Thanks to the relatively-recent invention of the printing press, Luther’s Bible was soon present in virtually every German-speaking Protestant’s home, leading to great growth among the biblical knowledge of the German masses. Luther even had large-print Bibles made for those who had failing eyesight!

And read it the people did. The German humanist Johann Cochlaeus, one of Luther’s bitterest adversaries, famously complained:

“Luther’s New Testament was so much multiplied and spread by printers that even tailors and shoemakers, yea, even women and ignorant persons who had accepted this new Lutheran gospel, and could read a little German, studied it with the greatest avidity as the fountain of all truth. Some committed it to memory, and carried it about in their bosom. In a few months such people deemed themselves so learned that they were not ashamed to dispute about faith and the gospel not only with Catholic laymen, but even with priests and monks and doctors of divinity.”

In translating the Scripture’s, Luther reformed not only religion but also the German language. The pervasiveness of his German Bible helped to create and spread the modern German language as well as an emerging national identity. This vernacular Bible empowered and liberated all who had access to it. The existence of the translation was a pervasive public affirmation of the reality of the possibility of reform, removing any elite or priestly class from exclusive control over words—even the Word of God.

Having God speak to all individuals in their homes—in the way they themselves spoke—elevated the common person’s sense of self-worth and led to a new democratic vision. Luther’s goal of a readable, accurate translation drove the move towards universal education, since he taught that everyone should be able to read in order to understand the Bible. Luther further believed that mankind had fallen from grace and was ruled by selfishness, but had not lost moral consciousness: all were sinners and needed to be educated in biblical teaching not only for salvation, therefore, but also to establish a common basis for law, order, and morality.

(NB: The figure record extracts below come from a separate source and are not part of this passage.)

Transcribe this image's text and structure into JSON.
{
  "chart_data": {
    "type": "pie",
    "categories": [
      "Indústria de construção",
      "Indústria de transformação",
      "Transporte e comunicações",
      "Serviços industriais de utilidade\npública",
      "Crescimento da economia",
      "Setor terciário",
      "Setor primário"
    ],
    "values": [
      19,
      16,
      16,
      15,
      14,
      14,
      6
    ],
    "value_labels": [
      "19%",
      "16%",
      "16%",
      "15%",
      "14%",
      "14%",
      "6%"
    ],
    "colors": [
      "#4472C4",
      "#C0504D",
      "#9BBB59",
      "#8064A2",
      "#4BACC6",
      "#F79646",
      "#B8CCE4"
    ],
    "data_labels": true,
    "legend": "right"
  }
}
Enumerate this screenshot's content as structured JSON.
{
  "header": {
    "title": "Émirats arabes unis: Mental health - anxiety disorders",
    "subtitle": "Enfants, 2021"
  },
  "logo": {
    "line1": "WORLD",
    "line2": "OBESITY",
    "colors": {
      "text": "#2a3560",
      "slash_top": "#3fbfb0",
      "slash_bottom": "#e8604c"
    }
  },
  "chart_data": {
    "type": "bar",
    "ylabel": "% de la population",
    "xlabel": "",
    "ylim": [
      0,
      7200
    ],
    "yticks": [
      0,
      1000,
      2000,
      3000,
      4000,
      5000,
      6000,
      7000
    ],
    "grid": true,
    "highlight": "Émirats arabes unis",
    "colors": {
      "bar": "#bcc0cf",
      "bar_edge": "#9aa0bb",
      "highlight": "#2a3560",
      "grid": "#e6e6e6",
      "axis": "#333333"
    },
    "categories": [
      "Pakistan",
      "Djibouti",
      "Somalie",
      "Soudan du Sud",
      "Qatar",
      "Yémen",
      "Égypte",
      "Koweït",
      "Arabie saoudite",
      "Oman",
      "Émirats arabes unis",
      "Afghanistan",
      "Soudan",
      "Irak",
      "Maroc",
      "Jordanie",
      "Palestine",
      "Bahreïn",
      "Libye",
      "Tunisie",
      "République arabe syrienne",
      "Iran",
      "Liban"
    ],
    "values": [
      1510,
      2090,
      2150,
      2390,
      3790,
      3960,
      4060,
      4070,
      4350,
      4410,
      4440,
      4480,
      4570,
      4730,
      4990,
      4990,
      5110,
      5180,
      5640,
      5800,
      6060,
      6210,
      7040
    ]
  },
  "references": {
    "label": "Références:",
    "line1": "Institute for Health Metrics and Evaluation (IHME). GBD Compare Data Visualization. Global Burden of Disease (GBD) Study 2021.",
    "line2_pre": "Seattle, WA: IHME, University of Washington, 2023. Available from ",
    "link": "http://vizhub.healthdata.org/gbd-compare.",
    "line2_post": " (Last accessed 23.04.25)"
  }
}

The front page of the 1541 edition of Luther’s translation of the Bible.

The Luther Bible would also prove influential in the spread of the Reformation internationally. Luther’s translation influenced English translations by the reformers William Tyndale and Myles Coverdale. Their translations would in turn inspire other translations, including the classic 1611 King James Version.

Luther’s translation also inspired the translation of the Bible into other languages—the languages of Eastern and Northern Europe, first of all, and eventually throughout the World into thousands of languages. And this in turn elevated literary culture as a whole. Bibles in these newly elevated languages required dictionaries; now-common congregational singing spawned poetry for countless hymns; the need for instruction and edification for the growing literate population caused the flourishing of catechisms and devotional materials, often paving the way for a flurry of secular national literature and an accompanying sense of national pride and unity.

This pattern has continued down throughout the centuries. It is small surprise to learn, as a result, one of the first written documents in a North American First Nation language and the first in any Namibian language was Luther’s Small Catechism.

“In the beginning was the Word.” And that Word transformed the World.

———————

Rev. Dr. David Somers is pastor of Église Luthérienne de l’Ascension in Montreal, Quebec.